L'estimation, sur la seule base de ViteMaDose, peut effectivement être trompeuse. Déjà parce qu'un créneau ouvert ne signifie pas toujours une dose de vaccin disponible. Comme le note le créateur du site ViteMaDose, Guillaume Rozier, "dans les grands centres, 1 créneau correspond à plusieurs doses (environ 25 doses pour le Stade de France !)". A l'inverse, des pharmaciens ouvrent un maximum de créneaux qui ne correspondent pas toujours à des doses, afin d'être sûrs de pouvoir injecter toutes celles disponibles.
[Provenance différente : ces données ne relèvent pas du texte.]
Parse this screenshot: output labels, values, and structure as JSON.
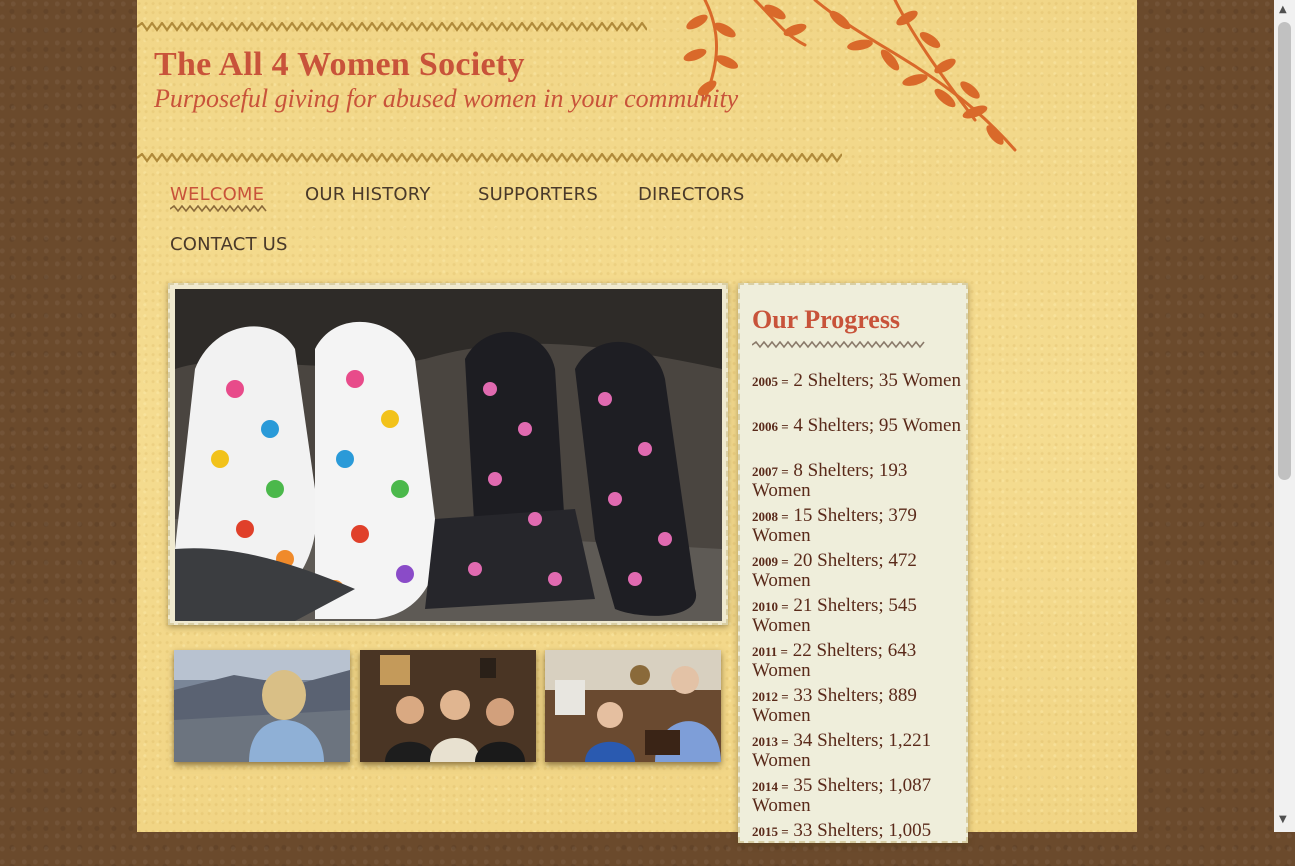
{
  "site": {
    "title": "The All 4 Women Society",
    "tagline": "Purposeful giving for abused women in your community"
  },
  "nav": {
    "items": [
      {
        "label": "WELCOME",
        "active": true
      },
      {
        "label": "OUR HISTORY",
        "active": false
      },
      {
        "label": "SUPPORTERS",
        "active": false
      },
      {
        "label": "DIRECTORS",
        "active": false
      },
      {
        "label": "CONTACT US",
        "active": false
      }
    ]
  },
  "progress": {
    "heading": "Our Progress",
    "items": [
      {
        "year": "2005 =",
        "text": "2 Shelters; 35 Women"
      },
      {
        "year": "2006 =",
        "text": "4 Shelters; 95 Women"
      },
      {
        "year": "2007 =",
        "text": "8 Shelters; 193 Women"
      },
      {
        "year": "2008 =",
        "text": "15 Shelters; 379 Women"
      },
      {
        "year": "2009 =",
        "text": "20 Shelters; 472 Women"
      },
      {
        "year": "2010 =",
        "text": "21 Shelters; 545 Women"
      },
      {
        "year": "2011 =",
        "text": "22 Shelters; 643 Women"
      },
      {
        "year": "2012 =",
        "text": "33 Shelters; 889 Women"
      },
      {
        "year": "2013 =",
        "text": "34 Shelters; 1,221 Women"
      },
      {
        "year": "2014 =",
        "text": "35 Shelters; 1,087 Women"
      },
      {
        "year": "2015 =",
        "text": "33 Shelters; 1,005"
      }
    ]
  },
  "colors": {
    "accent": "#c8533a",
    "paper": "#f3d98a",
    "nav_text": "#4a3a2a"
  },
  "icons": {
    "scroll_up": "▲",
    "scroll_down": "▼"
  }
}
Puis il faut savoir, de toute façon, que les doses se conservent, même si les flacons sont ouverts, a confirmé sur Twitter une responsable d'unité Covid, à Toulon.

"270 000 créneaux de vaccination sont encore ouverts pour les prochaines semaines, je crois que ça n'était jamais arrivé", s'inquiète malgré tout Guillaume Rozier. "Jusque-là, les injections suivaient relativement bien les livraisons. Pas d'énorme stock de doses qui dort dans les congélateurs. Il va être intéressant de voir si les courbes divergent dans les prochains jours." Et si la question d'un élargissement de la vaccination mérite d'exister.